Performer: Richard Gilliland
At some point, most days of 24 downshift into a convoluted, several-hour quest for evasive, but essential, evidence. It’s not shocking that the great Day 5 handles this trope best, as Jack Bauer and company must chase down an integral recording that incriminates President Charles Logan (Gregory Itzin) in his labyrinthine schemes. Whenever 24 acquired classic That Guys like the aforementioned Flanagan or Healy, it wisely made extra room for their episodes. Kirk Acevedo (who later had a great run as a regular on Fox’s Fringe) is Avila, an air marshal whom Jack knocks out and impersonates to suss out who on the plane is carrying the recording he needs. Once Avila wakes up, he makes a good strategic foil for Jack, whom he traps in a cargo hold that he then depressurizes to make Jack pass out. Naturally, Jack has a counterattack and gains the upper hand, but it’s good to see his strategic mettle tested like this.

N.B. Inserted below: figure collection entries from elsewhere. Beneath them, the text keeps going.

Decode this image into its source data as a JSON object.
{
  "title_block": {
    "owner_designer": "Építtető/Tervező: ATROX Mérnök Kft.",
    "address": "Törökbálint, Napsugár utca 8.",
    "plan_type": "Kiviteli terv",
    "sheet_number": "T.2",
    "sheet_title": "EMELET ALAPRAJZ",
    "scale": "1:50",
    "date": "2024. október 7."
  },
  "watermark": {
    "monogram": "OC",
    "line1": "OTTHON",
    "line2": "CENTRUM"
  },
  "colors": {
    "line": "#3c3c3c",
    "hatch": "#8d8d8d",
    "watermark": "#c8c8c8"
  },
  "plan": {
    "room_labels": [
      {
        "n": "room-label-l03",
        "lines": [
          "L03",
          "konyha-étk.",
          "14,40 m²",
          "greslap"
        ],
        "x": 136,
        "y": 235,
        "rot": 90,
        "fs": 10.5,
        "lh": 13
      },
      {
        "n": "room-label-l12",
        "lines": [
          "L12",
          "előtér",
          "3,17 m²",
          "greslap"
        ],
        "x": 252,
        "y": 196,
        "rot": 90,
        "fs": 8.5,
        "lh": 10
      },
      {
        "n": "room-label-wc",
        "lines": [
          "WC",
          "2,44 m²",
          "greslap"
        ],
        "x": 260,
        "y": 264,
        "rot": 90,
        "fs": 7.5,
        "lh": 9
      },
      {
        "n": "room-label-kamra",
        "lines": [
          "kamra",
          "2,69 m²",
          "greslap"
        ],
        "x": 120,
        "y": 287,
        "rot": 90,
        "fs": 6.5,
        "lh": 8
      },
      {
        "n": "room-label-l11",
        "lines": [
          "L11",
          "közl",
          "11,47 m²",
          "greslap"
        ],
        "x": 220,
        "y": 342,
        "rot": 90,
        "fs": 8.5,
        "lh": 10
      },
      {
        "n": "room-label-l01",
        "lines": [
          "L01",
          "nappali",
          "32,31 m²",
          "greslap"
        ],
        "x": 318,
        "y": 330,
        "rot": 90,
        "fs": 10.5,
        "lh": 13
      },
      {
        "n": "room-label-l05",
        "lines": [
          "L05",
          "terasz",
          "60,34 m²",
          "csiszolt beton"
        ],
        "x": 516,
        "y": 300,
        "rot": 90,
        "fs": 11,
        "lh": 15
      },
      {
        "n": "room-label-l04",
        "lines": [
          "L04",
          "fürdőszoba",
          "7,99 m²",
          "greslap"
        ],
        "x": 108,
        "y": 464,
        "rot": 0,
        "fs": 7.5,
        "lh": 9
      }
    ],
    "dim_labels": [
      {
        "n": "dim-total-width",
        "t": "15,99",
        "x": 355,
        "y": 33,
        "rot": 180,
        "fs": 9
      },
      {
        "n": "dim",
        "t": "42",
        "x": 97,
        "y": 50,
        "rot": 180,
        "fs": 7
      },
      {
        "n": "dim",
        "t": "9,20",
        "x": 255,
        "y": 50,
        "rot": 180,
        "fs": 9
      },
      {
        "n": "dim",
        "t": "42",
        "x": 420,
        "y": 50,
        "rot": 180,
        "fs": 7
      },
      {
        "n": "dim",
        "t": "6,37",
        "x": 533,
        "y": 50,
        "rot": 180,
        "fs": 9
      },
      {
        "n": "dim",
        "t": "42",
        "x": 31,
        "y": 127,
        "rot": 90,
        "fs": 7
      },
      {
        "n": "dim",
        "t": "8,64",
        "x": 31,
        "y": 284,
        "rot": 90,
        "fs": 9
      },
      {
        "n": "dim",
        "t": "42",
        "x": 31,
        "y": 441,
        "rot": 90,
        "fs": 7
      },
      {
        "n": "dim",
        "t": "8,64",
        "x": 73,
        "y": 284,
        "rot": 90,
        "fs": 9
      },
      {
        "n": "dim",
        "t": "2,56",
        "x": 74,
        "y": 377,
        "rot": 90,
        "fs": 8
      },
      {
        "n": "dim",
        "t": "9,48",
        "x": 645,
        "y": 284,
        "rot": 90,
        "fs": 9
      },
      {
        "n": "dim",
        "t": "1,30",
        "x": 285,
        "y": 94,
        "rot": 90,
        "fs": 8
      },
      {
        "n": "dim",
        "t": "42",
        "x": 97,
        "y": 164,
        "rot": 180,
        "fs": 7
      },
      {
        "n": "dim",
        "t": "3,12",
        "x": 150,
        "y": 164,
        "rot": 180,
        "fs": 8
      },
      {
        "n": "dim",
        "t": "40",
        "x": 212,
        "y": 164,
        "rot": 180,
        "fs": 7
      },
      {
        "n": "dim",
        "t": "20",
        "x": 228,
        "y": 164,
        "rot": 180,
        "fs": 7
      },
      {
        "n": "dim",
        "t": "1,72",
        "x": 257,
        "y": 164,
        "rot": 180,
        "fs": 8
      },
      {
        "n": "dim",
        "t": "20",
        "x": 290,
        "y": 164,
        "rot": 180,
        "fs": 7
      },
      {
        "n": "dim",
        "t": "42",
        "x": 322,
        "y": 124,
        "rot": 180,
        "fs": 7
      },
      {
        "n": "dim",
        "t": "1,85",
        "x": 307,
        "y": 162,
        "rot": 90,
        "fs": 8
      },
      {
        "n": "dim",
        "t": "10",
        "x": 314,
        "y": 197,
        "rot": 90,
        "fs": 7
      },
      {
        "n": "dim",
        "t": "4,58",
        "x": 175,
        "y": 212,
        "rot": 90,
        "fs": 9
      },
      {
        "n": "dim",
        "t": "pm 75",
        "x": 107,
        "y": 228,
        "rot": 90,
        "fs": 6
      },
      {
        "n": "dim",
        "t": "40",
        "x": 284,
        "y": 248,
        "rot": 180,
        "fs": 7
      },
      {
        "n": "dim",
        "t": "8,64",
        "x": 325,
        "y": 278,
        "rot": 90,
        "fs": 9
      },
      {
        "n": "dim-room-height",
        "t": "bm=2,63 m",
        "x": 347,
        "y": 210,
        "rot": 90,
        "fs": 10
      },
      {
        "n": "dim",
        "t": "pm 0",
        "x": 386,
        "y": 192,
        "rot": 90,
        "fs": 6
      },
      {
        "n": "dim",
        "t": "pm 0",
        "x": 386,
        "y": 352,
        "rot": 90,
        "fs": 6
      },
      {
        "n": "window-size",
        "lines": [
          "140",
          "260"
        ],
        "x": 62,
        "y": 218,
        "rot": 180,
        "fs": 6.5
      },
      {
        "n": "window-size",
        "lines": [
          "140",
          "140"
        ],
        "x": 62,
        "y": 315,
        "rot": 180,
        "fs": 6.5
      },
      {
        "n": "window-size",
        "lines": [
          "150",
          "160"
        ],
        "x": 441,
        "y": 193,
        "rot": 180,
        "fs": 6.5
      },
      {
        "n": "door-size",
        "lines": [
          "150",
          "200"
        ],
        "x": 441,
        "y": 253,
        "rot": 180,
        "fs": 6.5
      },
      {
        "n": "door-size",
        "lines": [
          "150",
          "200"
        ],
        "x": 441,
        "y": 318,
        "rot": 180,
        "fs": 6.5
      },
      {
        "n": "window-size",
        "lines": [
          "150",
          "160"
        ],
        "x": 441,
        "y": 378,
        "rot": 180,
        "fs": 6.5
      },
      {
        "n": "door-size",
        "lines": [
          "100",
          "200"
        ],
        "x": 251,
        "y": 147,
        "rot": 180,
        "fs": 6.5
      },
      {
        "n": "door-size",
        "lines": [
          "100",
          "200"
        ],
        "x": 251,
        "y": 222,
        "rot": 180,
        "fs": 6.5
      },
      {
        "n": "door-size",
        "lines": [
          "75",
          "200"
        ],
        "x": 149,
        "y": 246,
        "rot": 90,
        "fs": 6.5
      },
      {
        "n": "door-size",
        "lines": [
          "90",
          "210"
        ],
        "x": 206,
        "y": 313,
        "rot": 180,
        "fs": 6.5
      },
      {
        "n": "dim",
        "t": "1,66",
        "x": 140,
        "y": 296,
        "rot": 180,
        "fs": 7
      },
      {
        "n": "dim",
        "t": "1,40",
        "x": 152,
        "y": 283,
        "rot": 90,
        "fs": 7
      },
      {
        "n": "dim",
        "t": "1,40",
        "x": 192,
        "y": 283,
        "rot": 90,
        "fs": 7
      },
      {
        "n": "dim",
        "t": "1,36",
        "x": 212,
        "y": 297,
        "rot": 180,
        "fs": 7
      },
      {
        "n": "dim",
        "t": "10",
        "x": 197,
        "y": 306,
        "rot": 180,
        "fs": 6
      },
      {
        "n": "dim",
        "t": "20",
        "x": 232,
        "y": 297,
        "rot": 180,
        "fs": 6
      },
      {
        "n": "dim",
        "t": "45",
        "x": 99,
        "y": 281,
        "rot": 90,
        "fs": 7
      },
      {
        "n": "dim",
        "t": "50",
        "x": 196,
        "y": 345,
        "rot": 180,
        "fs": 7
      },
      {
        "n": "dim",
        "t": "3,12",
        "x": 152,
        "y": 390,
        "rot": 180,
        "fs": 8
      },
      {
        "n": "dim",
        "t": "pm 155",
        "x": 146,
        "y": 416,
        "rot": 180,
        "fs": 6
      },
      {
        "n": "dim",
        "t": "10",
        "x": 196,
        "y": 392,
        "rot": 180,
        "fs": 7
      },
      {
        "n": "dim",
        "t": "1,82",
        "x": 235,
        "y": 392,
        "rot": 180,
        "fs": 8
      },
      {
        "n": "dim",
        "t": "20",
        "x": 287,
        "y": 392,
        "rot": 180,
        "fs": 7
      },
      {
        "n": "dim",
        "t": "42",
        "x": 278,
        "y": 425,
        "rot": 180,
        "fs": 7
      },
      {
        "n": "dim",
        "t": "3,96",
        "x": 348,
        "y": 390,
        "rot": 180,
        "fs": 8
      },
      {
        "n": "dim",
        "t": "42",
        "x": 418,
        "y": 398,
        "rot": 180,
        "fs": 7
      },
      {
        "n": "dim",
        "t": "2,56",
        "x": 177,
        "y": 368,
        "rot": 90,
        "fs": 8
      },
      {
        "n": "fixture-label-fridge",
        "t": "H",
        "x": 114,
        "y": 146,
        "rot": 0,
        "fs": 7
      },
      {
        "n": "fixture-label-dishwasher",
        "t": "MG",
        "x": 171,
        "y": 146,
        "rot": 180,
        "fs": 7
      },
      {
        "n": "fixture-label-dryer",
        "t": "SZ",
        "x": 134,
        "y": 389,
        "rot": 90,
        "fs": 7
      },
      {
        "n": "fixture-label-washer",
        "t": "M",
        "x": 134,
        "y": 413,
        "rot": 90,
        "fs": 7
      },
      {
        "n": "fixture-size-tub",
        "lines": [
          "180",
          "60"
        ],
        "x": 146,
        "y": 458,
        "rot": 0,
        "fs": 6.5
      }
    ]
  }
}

Part of Jack’s plan is persuading pilot Stan Cotter that national security hinges on his help. Turns out that Cotter’s co-pilot is actually the one Jack wants. Richard Gilliland does a commendable job of barking back at Jack per Cotter’s charge of ensuring his passengers’ safety and also does everything he can to get that cockpit door open while fighting with his copilot. At least Cotter doesn’t die for his troubles like many other in-the-moment allies. Also: This is the same episode in which Ross (#60) harasses Chloe. As far as great one-hour characters go, Day 5, Hour 20 is no Day 4, Hour 9 but it’s no slouch, either.